That’s pretty spot on. Someone @ Debra Messing.
Yeezy has talked about running for president for a number of years, and, much like his orange American idol, he refused to leave it at just that. Kanye, in his bid for “The West Wing” has attempted to enter the ballot in a number of states. Early reports indicated that high-ranking Republicans were aiding Kanye’s entry into the race and that Yeezy met with a senior official at the White House, Jared Kushner, shortly before that in August 2020.
Considering Yeezy’s outspoken, and nauseating, support of the incompetent nincompoop currently sitting the Oval Office, Kanye’s support from members of the Republican Party could be considered baffling. However, many people, including Debra Messing, reacted to the news of Kanye’s somewhat real run for president as a means to split the sizable following Biden has with Black voters and prove an advantage to Trump.
Black voters face a good deal of condescension. As a major portion of the voting bloc, political commentators devote a good deal of energy into deciphering, analyzing and criticizing the behavior of Black American voters. Oftentimes, these majority-white pundits posit insulting and patronizing generalizations of Black voters, oftentimes posturing as if they know what is best for Black Americans. This sort of underestimation of Black voters is not limited to professional commentators; it is mainstreamed into the beliefs of our popular leaders. Earlier in 2020, Michelle Obama’s Netflix documentary, Becoming revealed that in the wake of Trump’s 2016 election, she was disappointed in the lack of voter turnout amongst the Black community saying, “So the day I left the White House and I write about how painful it was to sit on that [inauguration] stage. A lot of our folks didn’t vote. It was almost like a slap in the face.” While Black votership did drop in 2016, it was somewhat in line with Black voter participation in 2004, returning to the level before the historic participation in 2008 and 2012. Additionally, Michelle Obama gave little consideration to the systemic barriers Black voters face, especially when compared to their white peers. Nor did she account for the disillusionment Black people experience with regards to politics, , feeling that very little changes in their day to day lives no matter which party is in power. Even in the face of those barriers, Black people historically have the second highest voter participation rates behind white people, with the exception being the momentous 2012 election year when Black voter participation surpassed white votership. In 2016, 65.3% of white people reported casting their ballots, while 59.6% of Black voters reported the same.

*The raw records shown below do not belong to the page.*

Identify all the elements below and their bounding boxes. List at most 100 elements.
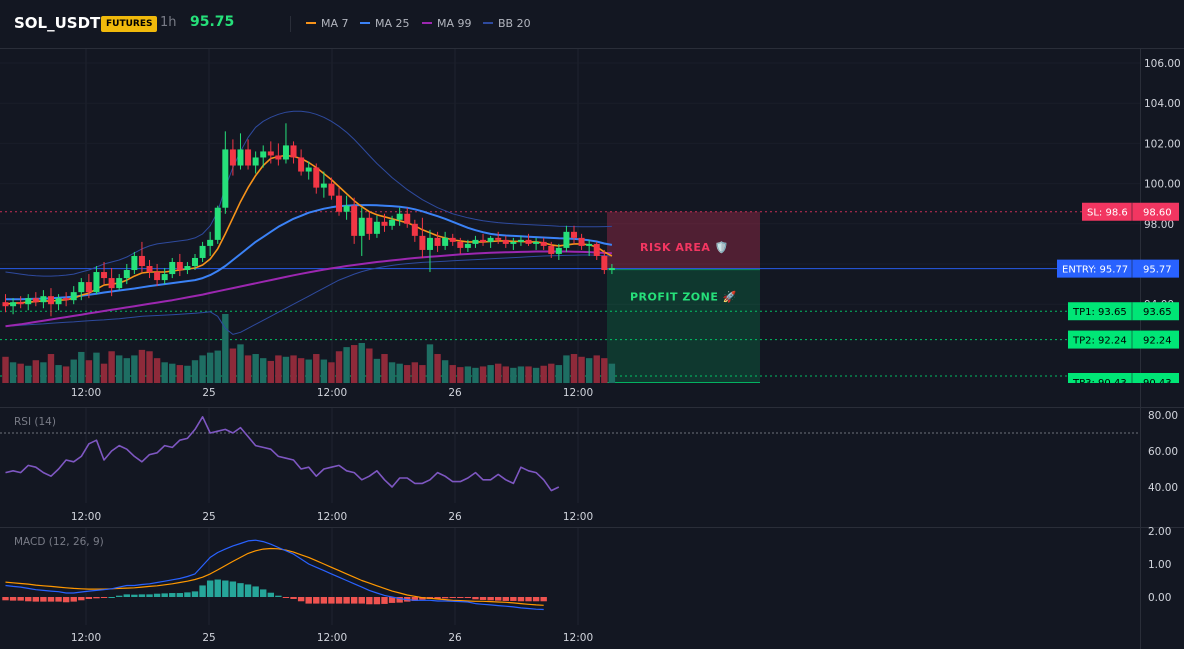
candle-body xyxy=(601,255,608,271)
profit-zone xyxy=(607,268,760,383)
macd-histogram-bar xyxy=(93,597,100,599)
macd-histogram-bar xyxy=(70,597,77,602)
level-badge-label: TP1: 93.65 xyxy=(1072,307,1127,318)
macd-histogram-bar xyxy=(297,597,305,602)
candle-body xyxy=(313,167,320,188)
candle-body xyxy=(396,213,403,220)
timeframe-label[interactable]: 1h xyxy=(160,15,177,30)
macd-histogram-bar xyxy=(237,583,244,597)
volume-bar xyxy=(138,349,146,383)
time-tick-label: 26 xyxy=(448,387,462,399)
volume-bar xyxy=(275,355,282,383)
level-badge-2: ENTRY: 95.77 95.77 xyxy=(1057,259,1179,278)
volume-bar xyxy=(381,354,388,383)
macd-histogram-bar xyxy=(252,586,259,597)
volume-bar xyxy=(9,362,17,383)
volume-bar xyxy=(540,365,547,383)
volume-bar xyxy=(176,365,184,383)
legend-ma99[interactable]: MA 99 xyxy=(422,16,472,32)
macd-histogram-bar xyxy=(78,597,85,601)
time-tick-label: 26 xyxy=(448,511,462,523)
volume-bar xyxy=(85,360,93,383)
candle-body xyxy=(533,241,540,244)
volume-bar xyxy=(199,355,206,383)
candle-body xyxy=(298,157,305,172)
candle-body xyxy=(154,272,161,281)
macd-histogram-bar xyxy=(343,597,350,604)
volume-bar xyxy=(123,358,130,383)
volume-bar xyxy=(426,344,434,383)
volume-bar xyxy=(25,365,32,383)
macd-histogram-bar xyxy=(169,593,176,597)
macd-histogram-bar xyxy=(260,589,267,597)
candle-body xyxy=(358,217,365,236)
macd-histogram-bar xyxy=(17,597,24,601)
candle-body xyxy=(472,239,479,244)
rsi-title: RSI (14) xyxy=(14,416,56,428)
level-badge-bg xyxy=(1068,373,1179,383)
price-tick-label: 104.00 xyxy=(1144,98,1181,110)
volume-bar xyxy=(502,366,509,383)
legend-ma7[interactable]: MA 7 xyxy=(306,16,349,32)
risk-area-label: RISK AREA 🛡️ xyxy=(640,241,729,254)
legend-ma99-swatch xyxy=(422,22,432,24)
volume-bar xyxy=(282,356,290,383)
macd-histogram-bar xyxy=(335,597,343,604)
time-tick-label: 12:00 xyxy=(71,511,101,523)
time-tick-label: 12:00 xyxy=(71,387,101,399)
symbol-name[interactable]: SOL_USDT xyxy=(14,14,101,32)
candle-body xyxy=(138,255,145,267)
candle-body xyxy=(464,243,471,248)
candle-body xyxy=(32,298,39,303)
volume-bar xyxy=(601,358,608,383)
candle-body xyxy=(146,266,153,273)
macd-histogram-bar xyxy=(123,594,130,597)
volume-bar xyxy=(305,359,312,383)
candle-body xyxy=(116,278,123,289)
candle-body xyxy=(305,167,312,172)
volume-bar xyxy=(297,358,305,383)
candle-body xyxy=(381,221,388,226)
volume-bar xyxy=(487,365,494,383)
level-badge-label: TP2: 92.24 xyxy=(1072,336,1127,347)
candle-body xyxy=(351,205,358,236)
candle-body xyxy=(282,145,289,160)
candle-body xyxy=(207,239,214,246)
macd-histogram-bar xyxy=(153,593,161,597)
legend-bb20[interactable]: BB 20 xyxy=(483,16,531,32)
candle-body xyxy=(47,296,54,305)
rsi-tick-label: 40.00 xyxy=(1148,482,1178,494)
volume-bar xyxy=(214,350,221,383)
volume-bar xyxy=(100,363,108,383)
candle-body xyxy=(237,149,244,166)
volume-bar xyxy=(479,366,487,383)
candle-body xyxy=(480,239,487,242)
legend-ma25[interactable]: MA 25 xyxy=(360,16,410,32)
volume-bar xyxy=(457,367,464,383)
macd-histogram-bar xyxy=(40,597,47,602)
candle-body xyxy=(63,298,70,301)
legend-ma7-label: MA 7 xyxy=(321,17,349,30)
level-badge-bg xyxy=(1068,302,1179,321)
time-tick-label: 26 xyxy=(448,632,462,644)
candle-body xyxy=(222,149,229,208)
macd-histogram-bar xyxy=(320,597,328,604)
candle-body xyxy=(373,221,380,234)
volume-bar xyxy=(343,347,350,383)
macd-histogram-bar xyxy=(138,594,146,597)
level-badge-label: SL: 98.6 xyxy=(1087,208,1128,219)
candle-body xyxy=(555,247,562,254)
chart-header: SOL_USDT FUTURES 1h 95.75 MA 7 MA 25 MA … xyxy=(0,0,1184,48)
candle-body xyxy=(17,302,24,305)
volume-bar xyxy=(593,355,600,383)
volume-bar xyxy=(350,345,358,383)
macd-histogram-bar xyxy=(313,597,320,604)
macd-histogram-bar xyxy=(229,581,237,597)
volume-bar xyxy=(206,352,214,383)
candle-body xyxy=(426,237,433,250)
candle-body xyxy=(290,145,297,158)
candle-body xyxy=(343,205,350,212)
level-badge-label: TP3: 90.43 xyxy=(1072,378,1127,389)
macd-histogram-bar xyxy=(108,597,115,598)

Michelle Obama at the 2020 Democratic National Convention also suggested that voters should avoid candidates like Yeezy saying, “This is not the time … to play games with candidates who have no chance of winning."

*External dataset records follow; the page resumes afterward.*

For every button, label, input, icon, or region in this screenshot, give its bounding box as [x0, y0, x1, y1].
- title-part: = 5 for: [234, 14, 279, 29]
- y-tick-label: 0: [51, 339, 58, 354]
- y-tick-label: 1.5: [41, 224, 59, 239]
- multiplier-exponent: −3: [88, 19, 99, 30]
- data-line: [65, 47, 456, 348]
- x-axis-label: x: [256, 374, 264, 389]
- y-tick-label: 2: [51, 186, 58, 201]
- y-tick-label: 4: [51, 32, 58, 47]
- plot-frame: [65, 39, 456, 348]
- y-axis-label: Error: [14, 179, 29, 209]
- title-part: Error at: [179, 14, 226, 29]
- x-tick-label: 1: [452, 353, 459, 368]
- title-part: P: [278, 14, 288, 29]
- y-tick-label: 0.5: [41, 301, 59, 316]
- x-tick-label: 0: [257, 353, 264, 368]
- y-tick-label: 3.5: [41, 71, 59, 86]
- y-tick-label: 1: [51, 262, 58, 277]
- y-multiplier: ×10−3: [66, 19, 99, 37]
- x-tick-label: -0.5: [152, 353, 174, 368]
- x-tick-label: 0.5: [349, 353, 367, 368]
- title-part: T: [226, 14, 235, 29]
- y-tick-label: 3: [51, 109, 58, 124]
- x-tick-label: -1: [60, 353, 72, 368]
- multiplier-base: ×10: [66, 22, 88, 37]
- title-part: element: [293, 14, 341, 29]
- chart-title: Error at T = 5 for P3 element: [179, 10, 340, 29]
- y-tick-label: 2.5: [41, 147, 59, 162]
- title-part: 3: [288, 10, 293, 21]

Political commentators at times use the term “identity politics” in a derogatory manner. Of course, the notion of representation is not all-encompassing, otherwise there would be no pushback at Kamala Harris’ prosecutorial record, and all the Black folk would be heading to the polls to cast their votes for the mind that gave us The Life Of Pablo. Still, it’s important that we’re empowered by representation, and all the more important that Black people feel that they will have representatives that are cognizant of the way policies affect Black people and begin doing the work of unraveling this ugly dark twisted society our system has shaped. A brown face simply occupying White House hasn’t and won’t accomplished all that we need to change about this country.
In fact, the assumption that Black people would redirect their support to Kanye is measuredly incorrect. Kanye currently has only two percent of support from Black voters, and his participation in the race hasn’t affected Biden’s numbers, but it has caused Trump’s poll numbers to drop. Apparently. it’s not Black Biden supporters giving the college dropout some political traction, it’s white voters, likely people like that one USC bro who won College Jeopardy! or space bro Elon Musk. Chance might also vote for him, but we’ve seen time and time again Chance’s idolization of Yeezy makes him do some foolish stuff. Black voters are not Chance, we have hit no intros with Kanye, and we refuse to let their next collab be a remix of “Hail to the Chief.”
Kanye, as a candidate is a trainwreck (see TimesKanye.com). Black people know better; to assume that Black people would cast their votes in favor of someone, especially someone as flawed and regressive for Black people as Kanye West, on the basis of their race is a denigration of the intellect and behavior of Black Americans.